Figure 3: SA inflation, January 2019 to date (YoY % change)
Source: Thomson Reuters, Anchor
Considering SA’s food inflation specifically, it continues on an upward trajectory, reaching 8.6% YoY in June 2022, mainly driven by price increases for meat, bread/cereals, oils and fats and dairy/eggs. Prices for all meat categories held firm during June, albeit for different reasons. The cost of poultry meat increased due to global supply issues and disease outbreaks in key production areas (i.e., avian flu in China). This, combined with a weaker exchange rate and broad-based input cost pressures, drove local prices higher. In the case of red meat, beef carcass prices remained above R60.00/kg in June for A2/A3 grades but have seemingly since stabilised. The ongoing foot-and-mouth disease (FMD) issues around the country are also likely at play in the current price dynamics. The full impact of the commodity price shock of the war in Ukraine on grains and oilseeds is now apparent, with inflation on bread and cereals rising by 11.2% YoY and oils and fats recording a staggering 32.5% YoY. The latest empirical research by the Bureau of Food and Agriculture Policy (BFAP) indicates that it takes between 3 and 4 months for price shocks in grain and oilseed markets to fully manifest in retail prices, and the published June inflation data confirm this.

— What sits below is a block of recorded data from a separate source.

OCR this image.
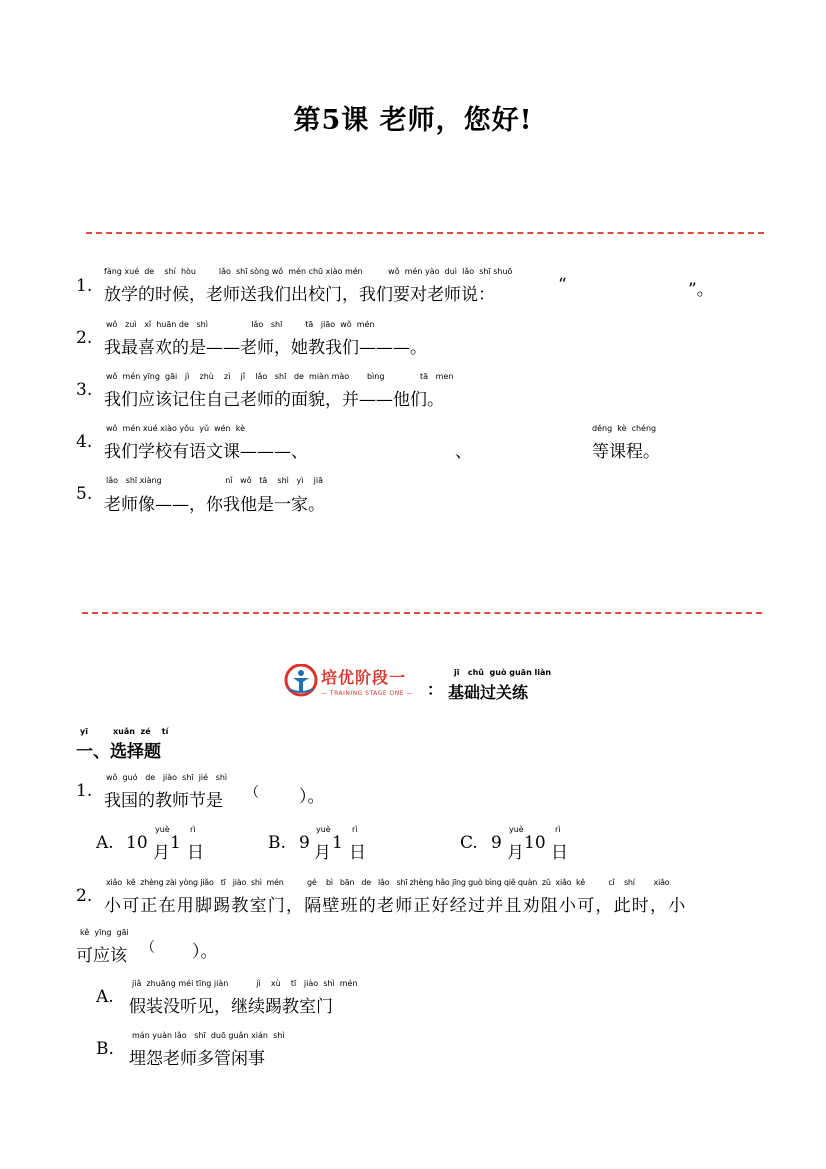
第5课 老师，您好!
1.
fàng xué  de    shí  hòu         lǎo  shī sòng wǒ  mén chū xiào mén          wǒ  mén yào  duì  lǎo  shī shuō
放学的时候，老师送我们出校门，我们要对老师说：	“	”。
2.
wǒ   zuì   xǐ  huān de   shì                 lǎo   shī         tā   jiāo  wǒ  mén
我最喜欢的是——老师，她教我们———。
3.
wǒ  mén yīng  gāi   jì    zhù    zì    jǐ    lǎo   shī   de  miàn mào       bìng              tā   men
我们应该记住自己老师的面貌，并——他们。
4.
wǒ  mén xué xiào yǒu  yǔ  wén  kè
我们学校有语文课———、	、
děng  kè  chéng
等课程。
5.
lǎo   shī xiàng                         nǐ   wǒ   tā    shì   yì    jiā
老师像——，你我他是一家。
培优阶段一
— TRAINING STAGE ONE — ：
jī   chǔ  guò guān liàn
基础过关练
yī         xuǎn  zé    tí
一、选择题
1.
wǒ  guó   de   jiào  shī  jié   shì
我国的教师节是 （ ）。
A. 10
yuè
月 1
rì
日	B. 9
yuè
月 1
rì
日	C. 9
yuè
月 10
rì
日
2.
xiǎo  kě  zhèng zài yòng jiǎo   tī   jiào  shì  mén          gé    bì   bān   de   lǎo   shī zhèng hǎo jīng guò bìng qiě quàn  zǔ  xiǎo  kě          cǐ    shí        xiǎo
小可正在用脚踢教室门，隔壁班的老师正好经过并且劝阻小可，此时，小
kě  yīng  gāi
可应该 （ ）。
A.
jiǎ  zhuāng méi tīng jiàn           jì    xù    tī   jiào  shì  mén
假装没听见，继续踢教室门
B.
mán yuàn lǎo   shī  duō guǎn xián  shì
埋怨老师多管闲事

Underlying global commodity prices did, however, ease in June due to aggressive increases in the US interest rate. Downward grain price trends gathered further momentum in July with talks of increased exports from the Black Sea region, such as Ukraine, which would affect global wheat availability and prices. After easing at the start of July, global maize and soybean prices regained momentum towards the middle of the month as heatwaves affected key production areas in the US and EU. Going forward, key factors to monitor would be weather issues in the Northern Hemisphere and the level and duration of the US Federal Reserve’s (Fed’s) interest rate adjustments. Higher interest rates will dampen demand for commodities and weigh on prices. This would also be transmitted to local prices but could be offset by a relatively weaker local currency as a weaker rand is associated with higher US interest rates.
It is also worthwhile noting that inflationary pressures over the past two months did not originate only from agricultural commodity and product prices but that there were cross-cutting issues related to manufacturing and distribution that affected food retail prices. An additional factor to consider for July is the severe loadshedding SA experienced in the first half of the month. However, the effect is difficult to quantify because it implies higher production costs and lower demand. Since higher production costs resulting from loadshedding are more immediate, these costs have the potential to contribute significantly to inflationary data for July and August.